Sobre los sabores perfectos, yo mismo tengo problemas para crear una lista de mis diez platos favoritos... ¡y no hablemos de ordenarla! Así que no me quiero ni imaginar si el test se realiza a cientos de personas, cada uno con su paradigma de lo que está bueno y lo que no.
Sí, exacto, parece que Sergio estaba pensando en 300 cuando lo escribió ;D
Interesante, sí señor, pero una vez más, lo sería más de aportar más datos! ;D
Abrazos
Ésa es la razón por la que cada vez con más frecuencia hay más variedad en la gama de productos relacionados con las papilas gustativas, tanto líquidos como sólidos: varios niveles de acidez en el aceite de oliva, amplio espectro de salsas, pasta, zumos de mil combinaciones de frutas...
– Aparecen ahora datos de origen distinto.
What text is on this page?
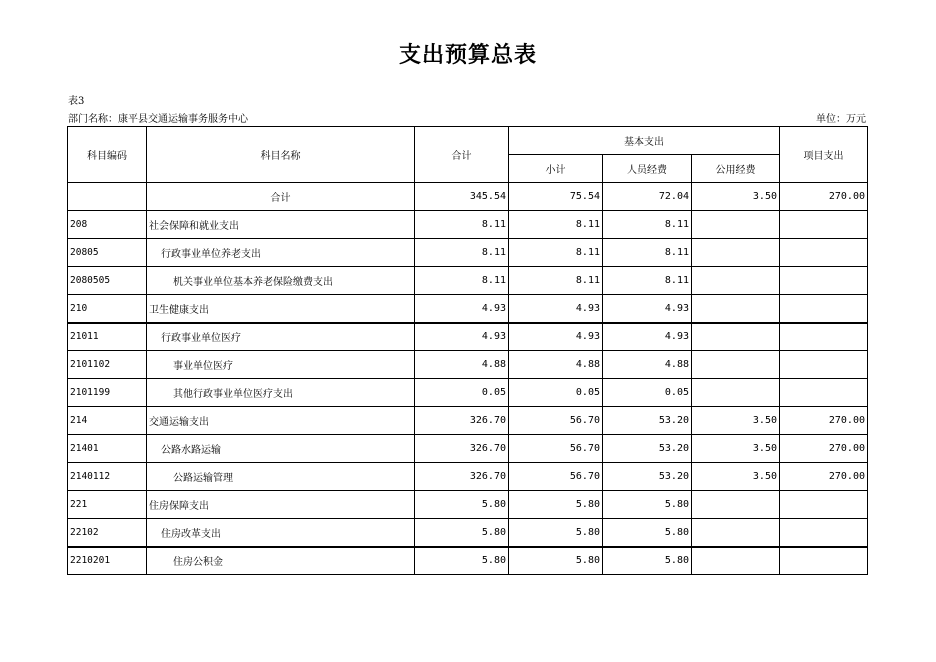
支出预算总表
表3
部门名称：康平县交通运输事务服务中心	单位：万元
科目编码	科目名称	合计	基本支出			项目支出
			小计	人员经费	公用经费	
	合计	345.54	75.54	72.04	3.50	270.00
208	社会保障和就业支出	8.11	8.11	8.11		
20805	行政事业单位养老支出	8.11	8.11	8.11		
2080505	机关事业单位基本养老保险缴费支出	8.11	8.11	8.11		
210	卫生健康支出	4.93	4.93	4.93		
21011	行政事业单位医疗	4.93	4.93	4.93		
2101102	事业单位医疗	4.88	4.88	4.88		
2101199	其他行政事业单位医疗支出	0.05	0.05	0.05		
214	交通运输支出	326.70	56.70	53.20	3.50	270.00
21401	公路水路运输	326.70	56.70	53.20	3.50	270.00
2140112	公路运输管理	326.70	56.70	53.20	3.50	270.00
221	住房保障支出	5.80	5.80	5.80		
22102	住房改革支出	5.80	5.80	5.80		
2210201	住房公积金	5.80	5.80	5.80		
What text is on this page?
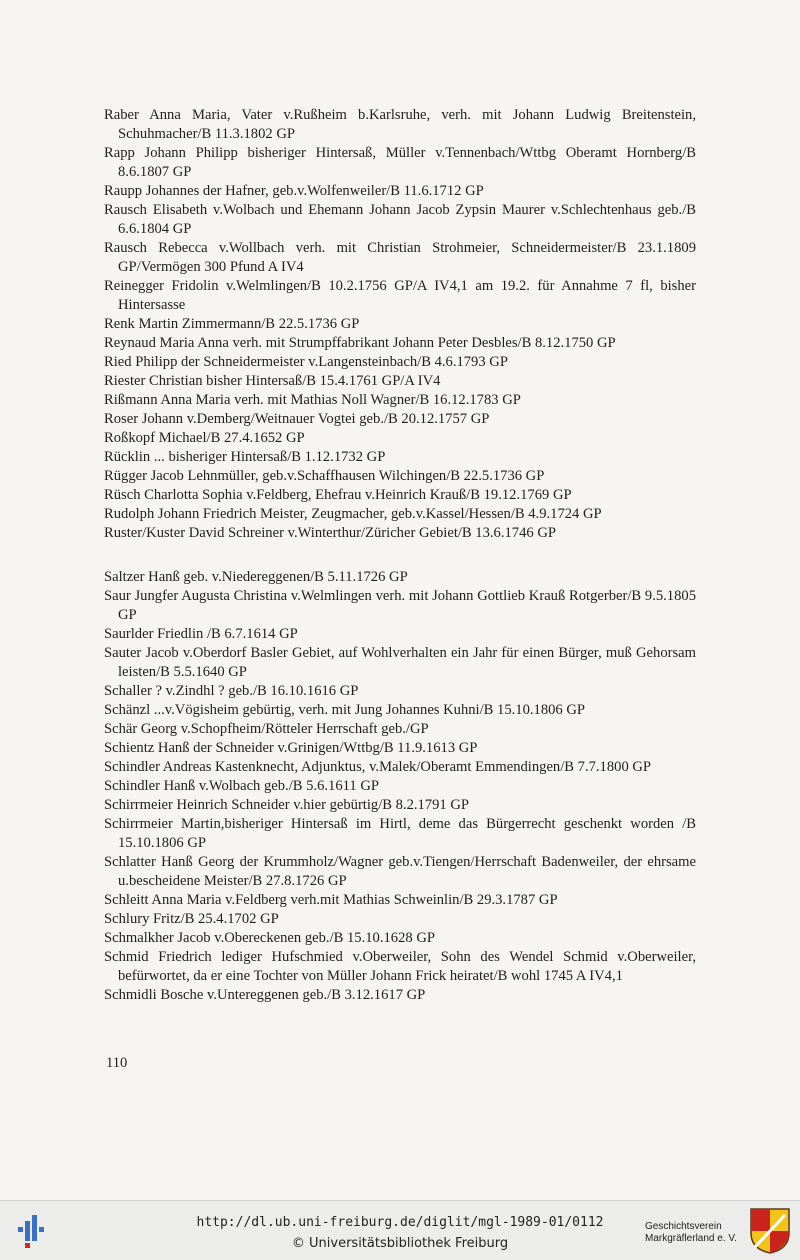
Raber Anna Maria, Vater v.Rußheim b.Karlsruhe, verh. mit Johann Ludwig Breitenstein, Schuhmacher/B 11.3.1802 GP
Rapp Johann Philipp bisheriger Hintersaß, Müller v.Tennenbach/Wttbg Oberamt Hornberg/B 8.6.1807 GP
Raupp Johannes der Hafner, geb.v.Wolfenweiler/B 11.6.1712 GP
Rausch Elisabeth v.Wolbach und Ehemann Johann Jacob Zypsin Maurer v.Schlechtenhaus geb./B 6.6.1804 GP
Rausch Rebecca v.Wollbach verh. mit Christian Strohmeier, Schneidermeister/B 23.1.1809 GP/Vermögen 300 Pfund A IV4
Reinegger Fridolin v.Welmlingen/B 10.2.1756 GP/A IV4,1 am 19.2. für Annahme 7 fl, bisher Hintersasse
Renk Martin Zimmermann/B 22.5.1736 GP
Reynaud Maria Anna verh. mit Strumpffabrikant Johann Peter Desbles/B 8.12.1750 GP
Ried Philipp der Schneidermeister v.Langensteinbach/B 4.6.1793 GP
Riester Christian bisher Hintersaß/B 15.4.1761 GP/A IV4
Rißmann Anna Maria verh. mit Mathias Noll Wagner/B 16.12.1783 GP
Roser Johann v.Demberg/Weitnauer Vogtei geb./B 20.12.1757 GP
Roßkopf Michael/B 27.4.1652 GP
Rücklin ... bisheriger Hintersaß/B 1.12.1732 GP
Rügger Jacob Lehnmüller, geb.v.Schaffhausen Wilchingen/B 22.5.1736 GP
Rüsch Charlotta Sophia v.Feldberg, Ehefrau v.Heinrich Krauß/B 19.12.1769 GP
Rudolph Johann Friedrich Meister, Zeugmacher, geb.v.Kassel/Hessen/B 4.9.1724 GP
Ruster/Kuster David Schreiner v.Winterthur/Züricher Gebiet/B 13.6.1746 GP
Saltzer Hanß geb. v.Niedereggenen/B 5.11.1726 GP
Saur Jungfer Augusta Christina v.Welmlingen verh. mit Johann Gottlieb Krauß Rotgerber/B 9.5.1805 GP
Saurlder Friedlin /B 6.7.1614 GP
Sauter Jacob v.Oberdorf Basler Gebiet, auf Wohlverhalten ein Jahr für einen Bürger, muß Gehorsam leisten/B 5.5.1640 GP
Schaller ? v.Zindhl ? geb./B 16.10.1616 GP
Schänzl ...v.Vögisheim gebürtig, verh. mit Jung Johannes Kuhni/B 15.10.1806 GP
Schär Georg v.Schopfheim/Rötteler Herrschaft geb./GP
Schientz Hanß der Schneider v.Grinigen/Wttbg/B 11.9.1613 GP
Schindler Andreas Kastenknecht, Adjunktus, v.Malek/Oberamt Emmendingen/B 7.7.1800 GP
Schindler Hanß v.Wolbach geb./B 5.6.1611 GP
Schirrmeier Heinrich Schneider v.hier gebürtig/B 8.2.1791 GP
Schirrmeier Martin,bisheriger Hintersaß im Hirtl, deme das Bürgerrecht geschenkt worden /B 15.10.1806 GP
Schlatter Hanß Georg der Krummholz/Wagner geb.v.Tiengen/Herrschaft Badenweiler, der ehrsame u.bescheidene Meister/B 27.8.1726 GP
Schleitt Anna Maria v.Feldberg verh.mit Mathias Schweinlin/B 29.3.1787 GP
Schlury Fritz/B 25.4.1702 GP
Schmalkher Jacob v.Obereckenen geb./B 15.10.1628 GP
Schmid Friedrich lediger Hufschmied v.Oberweiler, Sohn des Wendel Schmid v.Oberweiler, befürwortet, da er eine Tochter von Müller Johann Frick heiratet/B wohl 1745 A IV4,1
Schmidli Bosche v.Untereggenen geb./B 3.12.1617 GP
110
http://dl.ub.uni-freiburg.de/diglit/mgl-1989-01/0112
© Universitätsbibliothek Freiburg
Geschichtsverein
Markgräflerland e. V.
En efecto, desde hace años los investigadores centrados en sabores engrosan el elenco de toda empresa de comestibles que se precie
Hasta en Matrix han hecho una broma sobre eso: "¿y si las máquinas la pifiaron y por eso hay tantas cosas que saben a pollo?" ;D
Abrazos
Alguno de esos raros, con aceite de oliva y tal, sí que he probado, pero donde esté el clásico de menta con trocitos de chocolate... :p)
Creo que es tan especial porque llega a la conclusión de que no existe el sabor perfecto sino muchos perfectos sabores, algo obvio por otro lado, pero no para la industria alimentaria de entonces.
Hace tiempo que dí de lado a la Coca Cola ;-) El niño repelente que dice ser vicepresidente no lo aguanto.
Ahora bebo Pepsi light XD
Por cierto, hay muchas voces en internet que dicen que el aspartamo ("ajur!, ajur!, ajur!") es malo para la salud. La verdad es que los videos que suben al youtube sobre esto parecen hechos por "Los creadores que dicen que el microhondas produce cáncer presenta". ¿Alguien sabe algo más sobre el aspartamo ("ajur!, ajur!, ajur!")?
Opino que eres mucho más gracioso en tu versión monesca que en en la humana :)
el aspartamo me han dicho que es cancerigeno, eso es verdad? o es un rumor?
O de chocolate con trocitos de menta...
O de chocolate con trocitos de chocolate y sirope de chocolate... mmmm ;P
sí, en la variedad está el gusto...
Claro que lo tiene: cuando un amigo te invita a chicles y tienes que preguntarle de qué sabor son porque tu lengua no lo identifica ;D
Gracias, Yunni, por apuntarme como experto. Un placer y un honor. Espero que coincidamos más
Es curioso pero cuando consumo los alimentos que prepara mi mama son con totalidad una delicia, mientras que si los consumo en un lugar distinto no siempre tiene un buen sabor a pesar de que sea el mismo alimento.
A que me refiero con esto, bueno que también tiene mucho que ver la forma en la que se cocina o prepara la comida (Utilizando las cantidades indicadas).
Ademas de que no todos disfrutamos de los mismos sabores. (Odio el sabor a menta).
Saludos.
Gracias a usted señor Soto por su espontaneidad.